How can histidine be classified both as positively charged and hydrophobic?
As @wysiwig stated, Histidine is not hydrophobic. Depending on the pH different parts of the molecule can carry charges, see the image below (from here):
The nitrogen atoms can be protonated in an acidic environment, the carboxylgroup will loose it proton in a basic environment. All these forms are transferred into each other, when the pH changes.
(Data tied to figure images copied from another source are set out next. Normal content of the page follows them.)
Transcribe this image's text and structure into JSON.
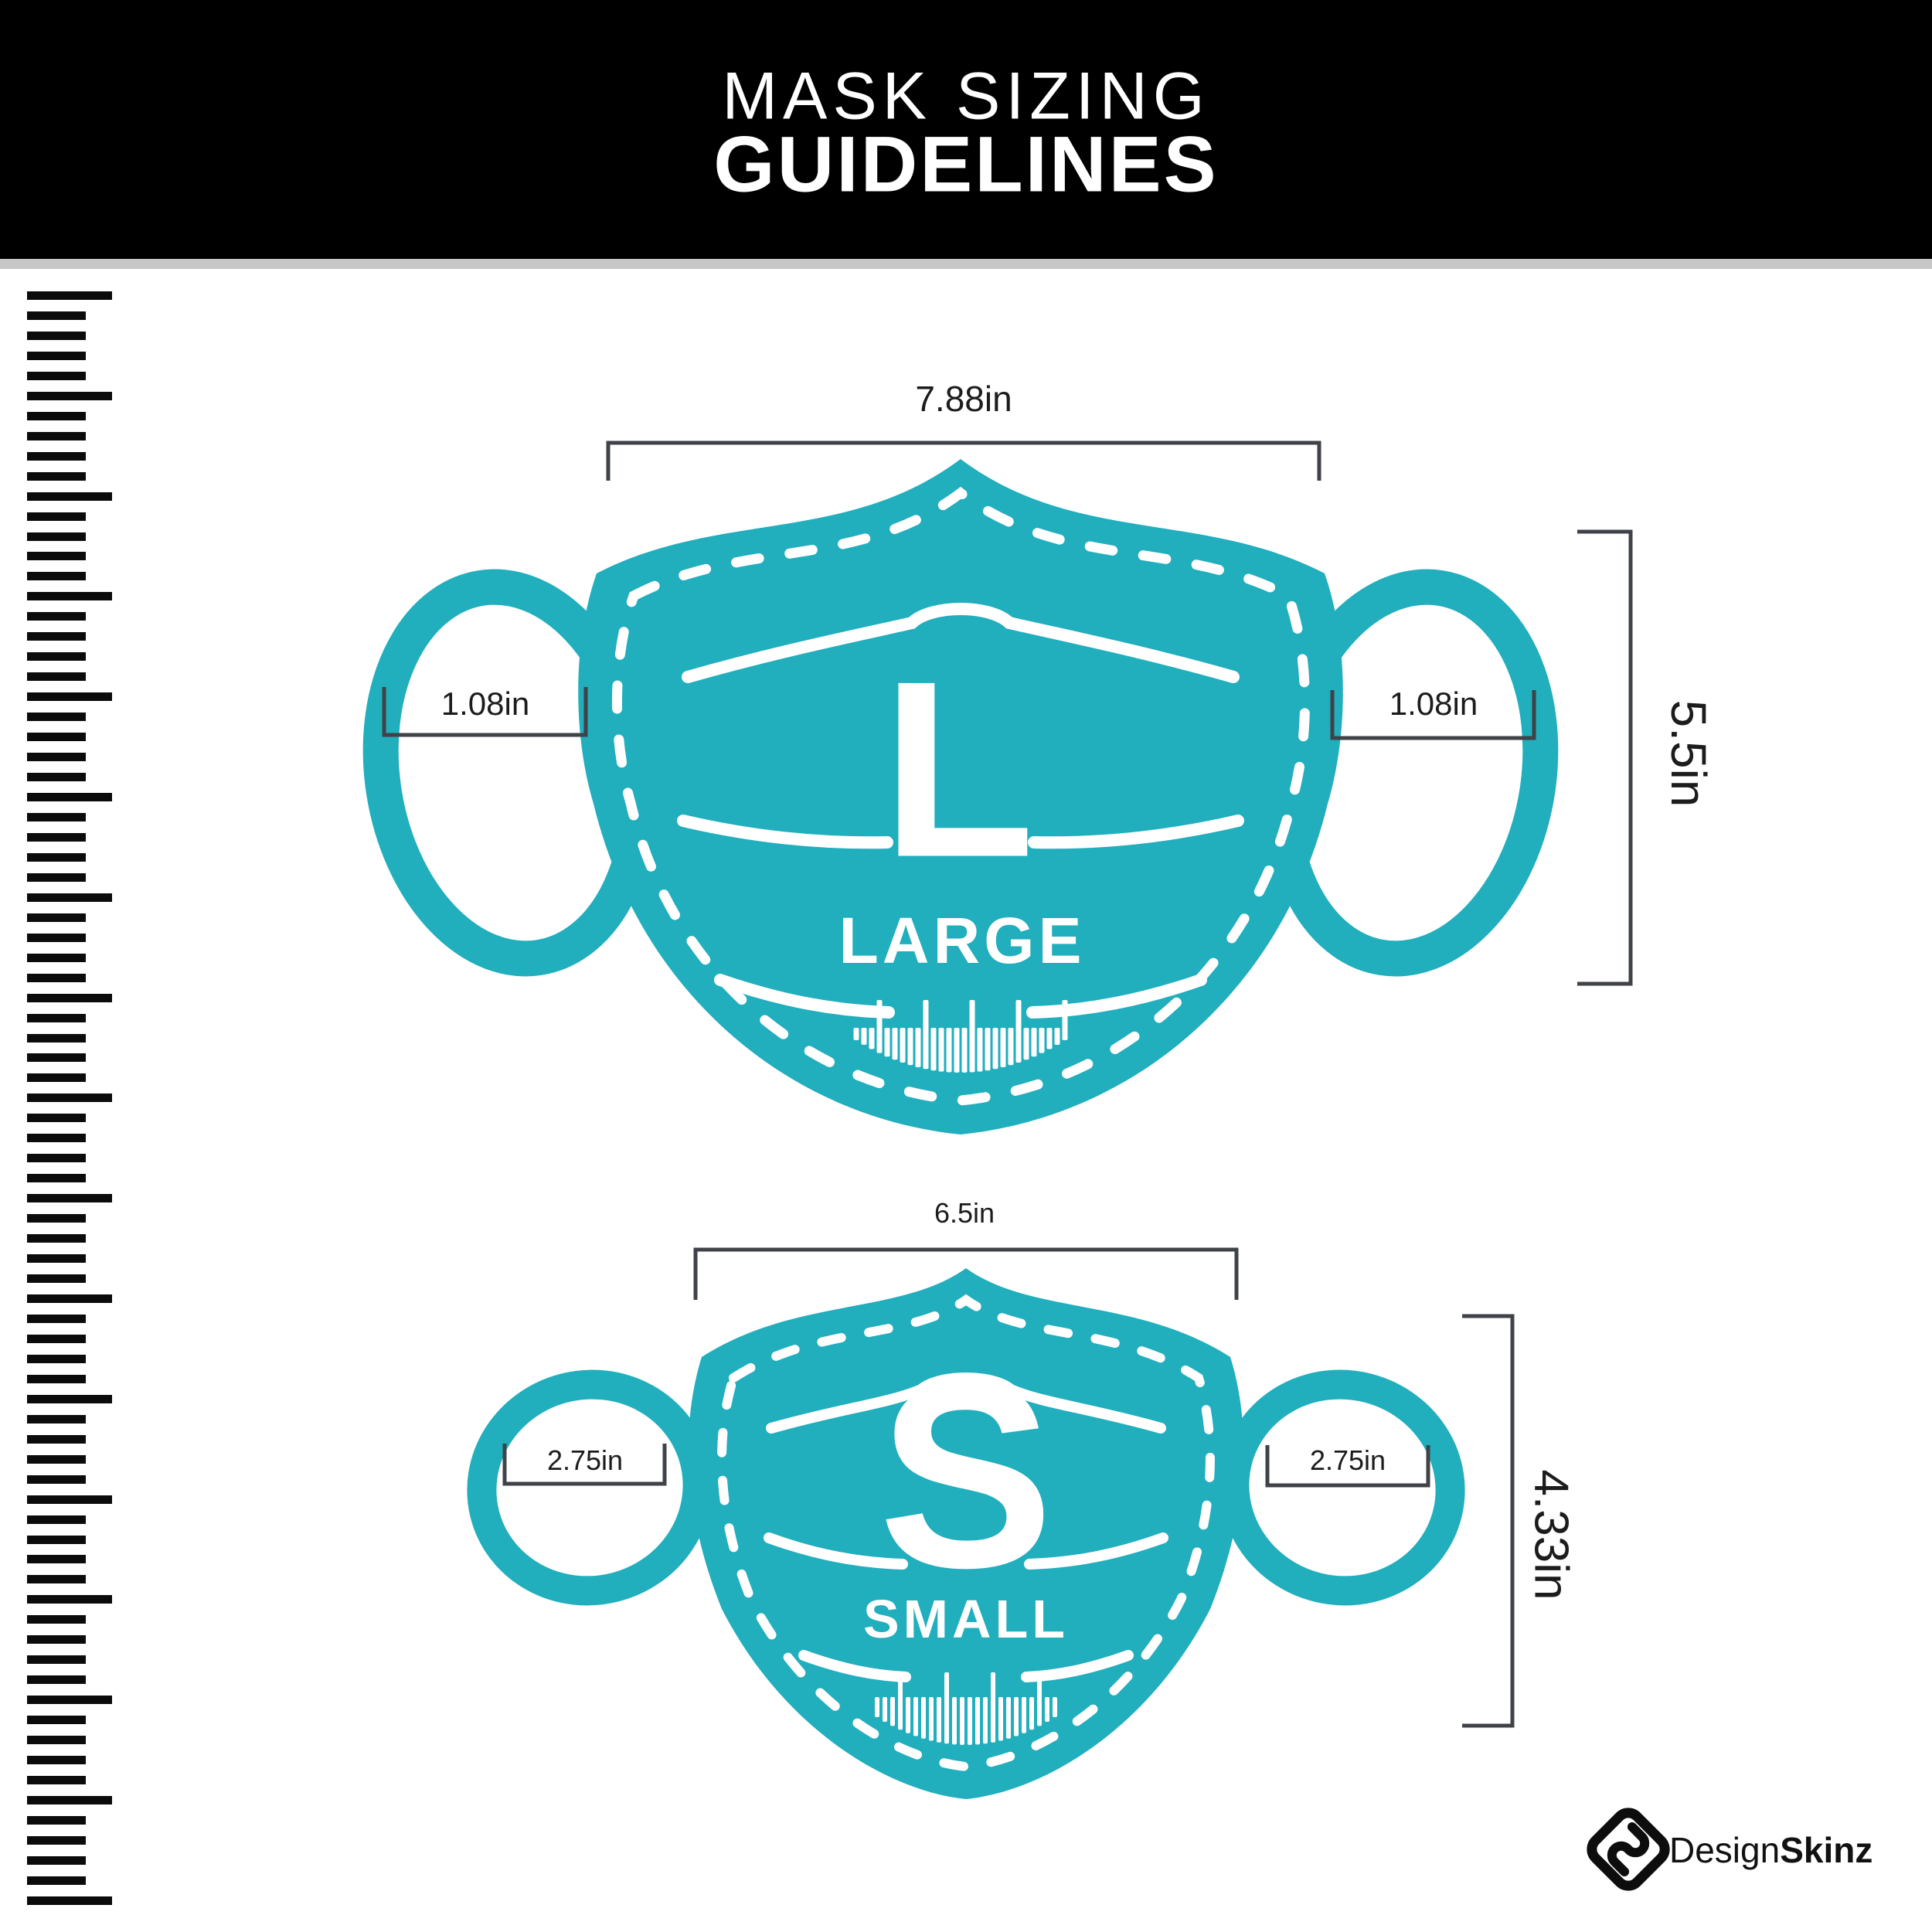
{
  "header": {
    "title_line1": "MASK SIZING",
    "title_line2": "GUIDELINES"
  },
  "large_mask": {
    "letter": "L",
    "size_label": "LARGE",
    "top_width": "7.88in",
    "ear_width_left": "1.08in",
    "ear_width_right": "1.08in",
    "height": "5.5in"
  },
  "small_mask": {
    "letter": "S",
    "size_label": "SMALL",
    "top_width": "6.5in",
    "ear_width_left": "2.75in",
    "ear_width_right": "2.75in",
    "height": "4.33in"
  },
  "footer": {
    "brand_regular": "Design",
    "brand_bold": "Skinz"
  },
  "colors": {
    "mask_teal": "#21AEBD",
    "bracket_gray": "#3f4247",
    "header_bg": "#000000",
    "divider_gray": "#c7c7c7"
  }
}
As @Chris says, the charge depends on the pH: when the pH is different from the pH(I) of the molecule, this one is charged.(Take a look at this). Anyway, talking about Hys, its pH(I) is 7.47 (here), so at a pH below its pI, the Histidine carry a net positive charge, otherwise it can be also in a netrual form. Obviously it's all a matter of equilibrium!
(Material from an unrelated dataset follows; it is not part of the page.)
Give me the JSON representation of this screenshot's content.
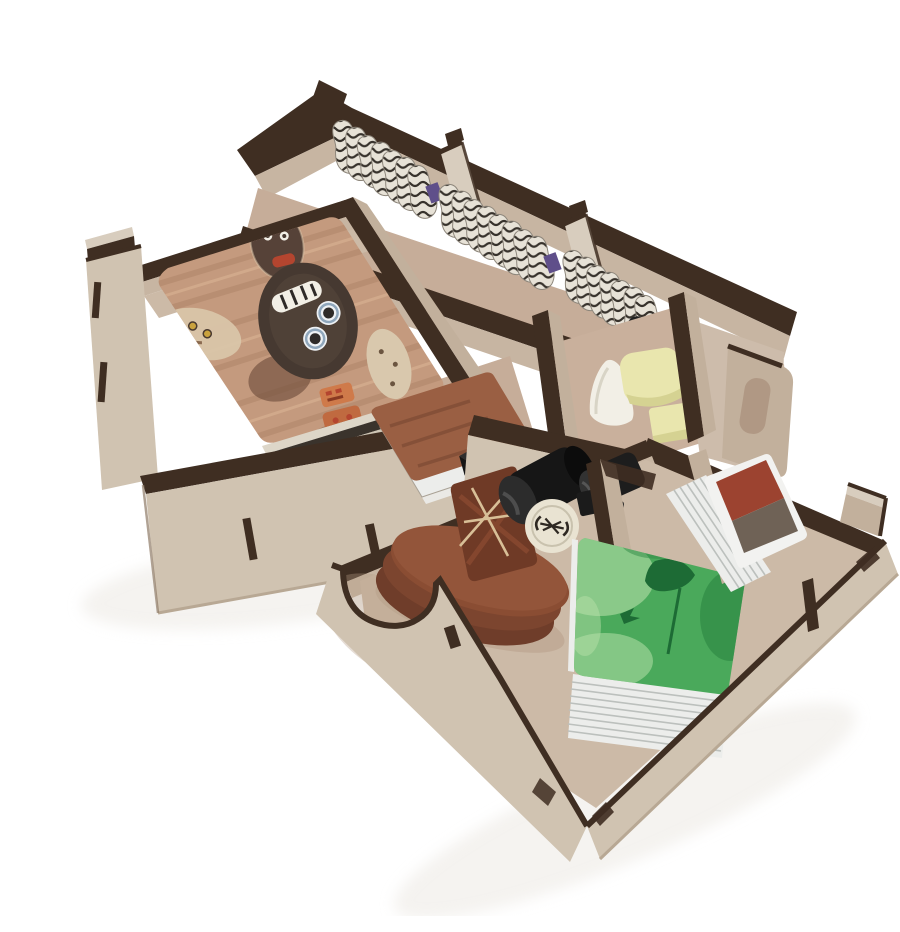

As a matter of fact, the chart above is not wrong; it is quite correct. Indeed, histidine can carry a net positive charge, but when unprotonated, i.e. in a charge-neutral state, its aromatic π-system (belonging to the imidazole moiety) can behave like a hydrophobic group, e.g. it can become involved in π-stacking (aka CH-π) interactions. In the 2RS2 NMR structure, for example, HIS83 is δ-protonated and appears to be behaving like a typical hydrophobic residue: it is buried below the protein surface, stacked against several aromatic residues and packed along with several aliphatic ones; it is shielded from solvent by polar and charged residues.
2H95 is a very interesting structure where we see four ε-protonated histidines stack against tryptophans, as well as pack against aliphatic side chains, forming a transmembrane proton channel. The histidines appear to be involved in hydrohobic interactions, and, notably, at the same time form the inner surface of the channel.
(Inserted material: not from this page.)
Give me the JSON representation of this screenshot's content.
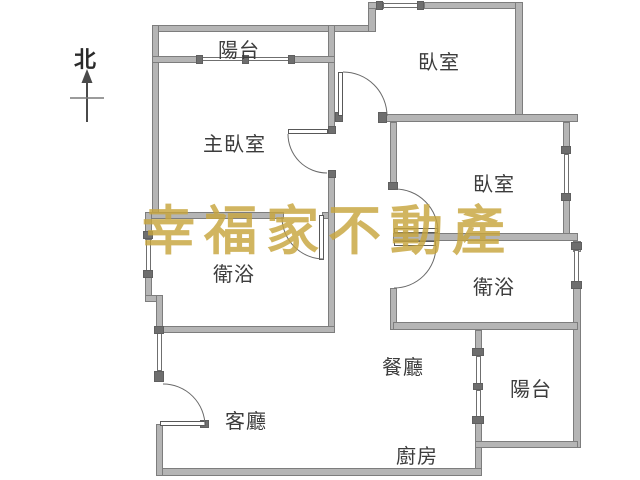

Conversely, in the 2NBJ NMR structure, we see HIS56 behaving like a polar amino acid - its (doubly protonated) side chain is involved in hydrogen bonding to the backbone oxygen of a DNA fragment, as well as to a backbone oxygen atom from the protein. Moreover, in the same structure, HIS16 is doubly protonated and solvent exposed, likely interacting with water and contributing to solvation, in stark contrast to HIS83 in the 2RS2 structure, which is monoprotonated and buried in the hydrophobic interior of the protein.
Histidine's pKa can easily be perturbed by its surroundings, e.g. by the surrounding residues in an enzyme active site, which makes it highly functionally versatile, one of the manifestations of its functional and chemical versatility being its ability to behave both as a polar/charged amino acid, as well as a hydrophobic residue; this is the reason histidine is often found in functional sites in proteins, e.g. enzyme active centers.